また、専門家によると、人がどれだけ強く結果を期待するかということと、結果が出るかどうかということには関係があるそうです。その思いが強ければ強いほど、良い効果を実感できる可能性が高くなります。患者さんと医療者の相互作用による深い効果もあるかもしれませんね。
悪影響についても同じことが言えるようです。頭痛、吐き気、眠気などの副作用を期待すれば、それらの反応が起こる確率が高くなります。
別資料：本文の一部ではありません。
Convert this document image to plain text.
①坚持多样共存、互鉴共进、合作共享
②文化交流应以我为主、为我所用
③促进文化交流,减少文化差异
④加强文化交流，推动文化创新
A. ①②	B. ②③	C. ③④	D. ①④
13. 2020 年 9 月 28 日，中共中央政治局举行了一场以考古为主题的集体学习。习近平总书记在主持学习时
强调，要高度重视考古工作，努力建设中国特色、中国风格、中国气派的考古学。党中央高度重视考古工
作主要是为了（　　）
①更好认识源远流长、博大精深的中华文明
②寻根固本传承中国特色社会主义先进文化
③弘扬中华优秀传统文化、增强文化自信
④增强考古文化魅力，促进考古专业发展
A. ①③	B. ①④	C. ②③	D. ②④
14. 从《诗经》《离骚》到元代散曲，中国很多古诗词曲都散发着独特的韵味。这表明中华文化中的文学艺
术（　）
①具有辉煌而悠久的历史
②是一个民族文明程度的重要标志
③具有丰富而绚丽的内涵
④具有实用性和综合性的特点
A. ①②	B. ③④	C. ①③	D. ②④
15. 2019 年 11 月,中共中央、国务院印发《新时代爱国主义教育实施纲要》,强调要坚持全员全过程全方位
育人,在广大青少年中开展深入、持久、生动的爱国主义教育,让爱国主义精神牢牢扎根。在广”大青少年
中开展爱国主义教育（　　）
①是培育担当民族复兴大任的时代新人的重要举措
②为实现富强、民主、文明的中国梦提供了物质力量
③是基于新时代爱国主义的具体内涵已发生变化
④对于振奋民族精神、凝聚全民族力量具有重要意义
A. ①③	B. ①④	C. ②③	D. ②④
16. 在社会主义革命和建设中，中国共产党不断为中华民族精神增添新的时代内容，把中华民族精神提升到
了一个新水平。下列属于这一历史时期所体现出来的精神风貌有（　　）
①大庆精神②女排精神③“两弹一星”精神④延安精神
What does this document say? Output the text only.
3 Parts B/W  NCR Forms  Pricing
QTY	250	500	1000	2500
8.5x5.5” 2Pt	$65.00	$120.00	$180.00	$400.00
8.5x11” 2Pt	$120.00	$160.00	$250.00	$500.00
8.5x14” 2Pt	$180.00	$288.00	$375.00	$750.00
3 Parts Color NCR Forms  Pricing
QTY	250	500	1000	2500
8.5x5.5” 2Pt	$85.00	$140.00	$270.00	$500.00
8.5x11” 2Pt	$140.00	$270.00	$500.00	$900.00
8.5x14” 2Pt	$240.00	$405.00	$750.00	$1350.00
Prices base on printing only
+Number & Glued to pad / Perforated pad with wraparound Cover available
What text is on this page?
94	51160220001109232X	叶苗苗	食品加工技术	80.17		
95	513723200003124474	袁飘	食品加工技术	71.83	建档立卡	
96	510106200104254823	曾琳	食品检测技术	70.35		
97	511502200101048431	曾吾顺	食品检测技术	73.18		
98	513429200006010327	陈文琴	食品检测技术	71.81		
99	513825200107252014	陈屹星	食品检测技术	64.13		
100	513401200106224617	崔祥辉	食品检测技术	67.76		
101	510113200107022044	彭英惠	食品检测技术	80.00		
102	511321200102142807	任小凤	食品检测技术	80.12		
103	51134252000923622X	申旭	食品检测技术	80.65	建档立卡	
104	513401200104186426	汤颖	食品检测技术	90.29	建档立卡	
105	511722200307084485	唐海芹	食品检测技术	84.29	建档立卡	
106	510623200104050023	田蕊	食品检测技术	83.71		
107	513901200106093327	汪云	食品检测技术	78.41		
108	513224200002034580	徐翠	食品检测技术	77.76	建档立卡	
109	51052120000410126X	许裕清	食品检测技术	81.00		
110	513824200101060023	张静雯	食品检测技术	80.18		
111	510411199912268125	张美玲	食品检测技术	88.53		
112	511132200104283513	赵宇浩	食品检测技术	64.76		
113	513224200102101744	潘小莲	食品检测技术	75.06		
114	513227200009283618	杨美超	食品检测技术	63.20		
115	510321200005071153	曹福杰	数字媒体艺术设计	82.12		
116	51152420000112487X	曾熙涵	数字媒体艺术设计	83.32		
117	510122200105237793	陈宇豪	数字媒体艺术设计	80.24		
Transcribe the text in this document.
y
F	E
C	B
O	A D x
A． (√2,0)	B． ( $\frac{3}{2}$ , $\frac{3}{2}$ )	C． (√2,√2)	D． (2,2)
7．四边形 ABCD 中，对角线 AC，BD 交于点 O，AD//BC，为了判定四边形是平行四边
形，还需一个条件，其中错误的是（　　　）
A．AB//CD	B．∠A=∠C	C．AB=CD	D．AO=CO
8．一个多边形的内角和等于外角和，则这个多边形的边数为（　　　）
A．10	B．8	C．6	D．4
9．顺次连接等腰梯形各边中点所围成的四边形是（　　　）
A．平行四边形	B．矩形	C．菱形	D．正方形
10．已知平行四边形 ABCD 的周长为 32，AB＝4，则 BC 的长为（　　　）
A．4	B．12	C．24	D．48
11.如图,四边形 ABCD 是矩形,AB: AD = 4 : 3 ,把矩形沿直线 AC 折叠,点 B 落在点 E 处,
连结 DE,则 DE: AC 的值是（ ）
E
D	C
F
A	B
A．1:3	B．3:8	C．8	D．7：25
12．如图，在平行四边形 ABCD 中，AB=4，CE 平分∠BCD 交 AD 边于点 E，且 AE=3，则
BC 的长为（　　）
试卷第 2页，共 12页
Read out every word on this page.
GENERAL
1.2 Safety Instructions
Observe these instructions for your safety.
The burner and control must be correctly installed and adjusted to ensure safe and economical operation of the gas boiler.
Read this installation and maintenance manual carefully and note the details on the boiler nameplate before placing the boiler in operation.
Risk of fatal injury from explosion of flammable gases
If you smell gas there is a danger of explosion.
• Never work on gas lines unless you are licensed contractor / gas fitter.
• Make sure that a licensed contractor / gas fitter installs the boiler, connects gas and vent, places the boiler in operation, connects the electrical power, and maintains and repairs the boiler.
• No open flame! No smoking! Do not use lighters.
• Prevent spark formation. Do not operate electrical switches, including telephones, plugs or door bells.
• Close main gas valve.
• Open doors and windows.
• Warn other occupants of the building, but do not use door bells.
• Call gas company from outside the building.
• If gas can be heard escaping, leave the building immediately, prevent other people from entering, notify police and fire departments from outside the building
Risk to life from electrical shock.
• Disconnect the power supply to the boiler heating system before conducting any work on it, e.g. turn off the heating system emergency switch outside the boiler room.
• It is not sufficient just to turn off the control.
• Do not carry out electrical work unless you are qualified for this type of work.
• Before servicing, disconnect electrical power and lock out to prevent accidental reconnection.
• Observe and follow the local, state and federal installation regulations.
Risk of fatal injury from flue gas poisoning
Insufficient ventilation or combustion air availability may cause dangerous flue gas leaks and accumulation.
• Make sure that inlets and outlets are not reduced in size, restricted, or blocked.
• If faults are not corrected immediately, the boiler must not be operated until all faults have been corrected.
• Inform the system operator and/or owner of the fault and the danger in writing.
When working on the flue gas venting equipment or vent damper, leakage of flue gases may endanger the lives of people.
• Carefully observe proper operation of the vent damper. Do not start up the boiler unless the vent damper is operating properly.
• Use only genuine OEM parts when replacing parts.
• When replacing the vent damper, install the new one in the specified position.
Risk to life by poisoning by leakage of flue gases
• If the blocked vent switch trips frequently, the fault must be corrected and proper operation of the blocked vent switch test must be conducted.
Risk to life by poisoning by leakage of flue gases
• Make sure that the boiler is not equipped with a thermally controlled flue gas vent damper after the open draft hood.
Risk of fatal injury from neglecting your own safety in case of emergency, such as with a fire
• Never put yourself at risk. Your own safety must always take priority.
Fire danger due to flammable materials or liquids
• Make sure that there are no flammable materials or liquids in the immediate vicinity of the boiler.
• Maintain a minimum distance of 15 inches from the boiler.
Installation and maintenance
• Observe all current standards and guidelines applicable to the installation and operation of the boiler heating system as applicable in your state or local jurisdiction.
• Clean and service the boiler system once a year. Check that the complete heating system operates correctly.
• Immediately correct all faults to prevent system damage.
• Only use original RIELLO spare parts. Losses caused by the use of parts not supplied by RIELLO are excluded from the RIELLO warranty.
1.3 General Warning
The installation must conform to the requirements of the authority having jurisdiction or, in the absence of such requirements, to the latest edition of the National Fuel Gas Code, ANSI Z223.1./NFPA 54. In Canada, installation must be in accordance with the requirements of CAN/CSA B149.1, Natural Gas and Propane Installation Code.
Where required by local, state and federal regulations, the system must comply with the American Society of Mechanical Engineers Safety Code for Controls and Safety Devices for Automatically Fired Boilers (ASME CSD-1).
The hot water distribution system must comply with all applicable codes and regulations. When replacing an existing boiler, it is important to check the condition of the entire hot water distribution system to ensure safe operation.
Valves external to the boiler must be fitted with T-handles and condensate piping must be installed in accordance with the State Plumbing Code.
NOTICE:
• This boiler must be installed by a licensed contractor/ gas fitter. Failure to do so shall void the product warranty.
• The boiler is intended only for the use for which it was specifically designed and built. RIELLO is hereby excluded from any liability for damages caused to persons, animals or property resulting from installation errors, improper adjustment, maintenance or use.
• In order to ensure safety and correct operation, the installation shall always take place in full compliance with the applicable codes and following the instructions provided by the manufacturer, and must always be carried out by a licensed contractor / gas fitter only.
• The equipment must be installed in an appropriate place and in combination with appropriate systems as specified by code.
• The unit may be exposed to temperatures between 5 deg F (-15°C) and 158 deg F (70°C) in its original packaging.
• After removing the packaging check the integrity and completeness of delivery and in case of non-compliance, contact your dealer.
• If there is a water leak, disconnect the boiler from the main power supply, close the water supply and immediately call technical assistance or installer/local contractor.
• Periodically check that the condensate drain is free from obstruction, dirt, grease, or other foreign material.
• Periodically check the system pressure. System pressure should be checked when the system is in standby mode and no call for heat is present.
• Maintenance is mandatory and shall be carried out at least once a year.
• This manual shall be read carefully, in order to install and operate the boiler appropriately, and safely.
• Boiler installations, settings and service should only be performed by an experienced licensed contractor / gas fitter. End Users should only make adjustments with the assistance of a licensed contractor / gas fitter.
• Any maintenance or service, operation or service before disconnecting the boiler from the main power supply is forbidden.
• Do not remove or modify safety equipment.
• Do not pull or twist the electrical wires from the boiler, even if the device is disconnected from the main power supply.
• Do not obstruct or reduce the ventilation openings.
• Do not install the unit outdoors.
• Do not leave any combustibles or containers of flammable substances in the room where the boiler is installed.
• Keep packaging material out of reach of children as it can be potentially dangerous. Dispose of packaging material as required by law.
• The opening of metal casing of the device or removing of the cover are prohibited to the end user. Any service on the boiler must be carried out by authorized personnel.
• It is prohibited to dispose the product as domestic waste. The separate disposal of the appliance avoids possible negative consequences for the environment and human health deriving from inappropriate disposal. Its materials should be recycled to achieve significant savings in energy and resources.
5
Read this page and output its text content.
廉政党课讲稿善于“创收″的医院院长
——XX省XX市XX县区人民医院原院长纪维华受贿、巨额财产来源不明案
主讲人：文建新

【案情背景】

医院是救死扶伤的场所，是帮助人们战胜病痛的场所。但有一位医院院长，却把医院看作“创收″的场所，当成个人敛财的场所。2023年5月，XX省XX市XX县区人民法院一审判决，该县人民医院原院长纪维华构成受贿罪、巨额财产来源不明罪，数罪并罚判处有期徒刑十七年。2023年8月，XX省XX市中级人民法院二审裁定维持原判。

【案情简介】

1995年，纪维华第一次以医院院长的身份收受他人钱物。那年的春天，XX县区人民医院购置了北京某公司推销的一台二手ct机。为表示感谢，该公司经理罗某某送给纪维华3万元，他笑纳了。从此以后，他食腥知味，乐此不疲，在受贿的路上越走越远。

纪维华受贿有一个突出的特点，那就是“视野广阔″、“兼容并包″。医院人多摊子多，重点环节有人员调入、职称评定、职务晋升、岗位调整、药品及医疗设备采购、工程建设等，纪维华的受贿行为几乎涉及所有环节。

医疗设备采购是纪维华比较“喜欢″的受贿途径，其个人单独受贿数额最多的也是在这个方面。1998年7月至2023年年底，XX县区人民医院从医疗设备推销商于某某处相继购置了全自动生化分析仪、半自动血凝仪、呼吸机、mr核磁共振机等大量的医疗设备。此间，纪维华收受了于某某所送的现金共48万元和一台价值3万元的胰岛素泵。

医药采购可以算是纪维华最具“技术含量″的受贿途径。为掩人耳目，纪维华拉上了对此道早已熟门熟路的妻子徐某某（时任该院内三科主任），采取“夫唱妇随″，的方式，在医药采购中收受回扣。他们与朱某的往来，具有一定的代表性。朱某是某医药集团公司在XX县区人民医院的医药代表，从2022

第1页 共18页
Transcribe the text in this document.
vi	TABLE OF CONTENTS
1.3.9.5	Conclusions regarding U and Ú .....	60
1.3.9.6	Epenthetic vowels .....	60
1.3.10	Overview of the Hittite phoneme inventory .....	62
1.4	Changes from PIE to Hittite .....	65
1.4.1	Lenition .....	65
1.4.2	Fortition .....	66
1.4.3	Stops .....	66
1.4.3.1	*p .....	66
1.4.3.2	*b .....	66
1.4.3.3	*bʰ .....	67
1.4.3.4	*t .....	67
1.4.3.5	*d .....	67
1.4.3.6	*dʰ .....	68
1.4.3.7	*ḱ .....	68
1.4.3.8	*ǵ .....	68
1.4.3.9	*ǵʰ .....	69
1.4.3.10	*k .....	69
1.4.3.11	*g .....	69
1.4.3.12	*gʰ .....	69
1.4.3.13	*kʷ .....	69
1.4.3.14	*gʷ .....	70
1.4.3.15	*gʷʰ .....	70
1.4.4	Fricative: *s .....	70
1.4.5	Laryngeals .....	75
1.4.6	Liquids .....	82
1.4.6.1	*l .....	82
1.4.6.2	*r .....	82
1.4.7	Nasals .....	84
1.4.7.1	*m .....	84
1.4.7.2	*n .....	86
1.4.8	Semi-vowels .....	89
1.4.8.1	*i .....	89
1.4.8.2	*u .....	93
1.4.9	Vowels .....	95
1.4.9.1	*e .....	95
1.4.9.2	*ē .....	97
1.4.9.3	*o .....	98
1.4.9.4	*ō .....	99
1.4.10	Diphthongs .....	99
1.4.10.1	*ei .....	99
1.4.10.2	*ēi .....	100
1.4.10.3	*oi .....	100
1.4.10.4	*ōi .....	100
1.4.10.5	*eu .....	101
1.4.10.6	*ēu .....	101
プラセボ効果が期待値と結びついているからといって、それが想像上のものであったり、偽物であったりするわけではありません。プラシーボ効果によって、実際に身体的な変化が起きていることを示す研究もあります。例えば、体内の自然な鎮痛剤の1つであるエンドルフィンの産生が増加したことを示す研究もある。
プラシーボ効果の問題点の1つは、研究中に実際の薬物の効果と区別するのが難しいということです。プラシーボ効果と治療の効果を見分ける方法が見つかれば、治療の改善や薬物検査のコスト低減につながるかもしれません。また、もっと研究が進めば、プラシーボ効果の力を病気の治療に利用する方法が見つかるかもしれません。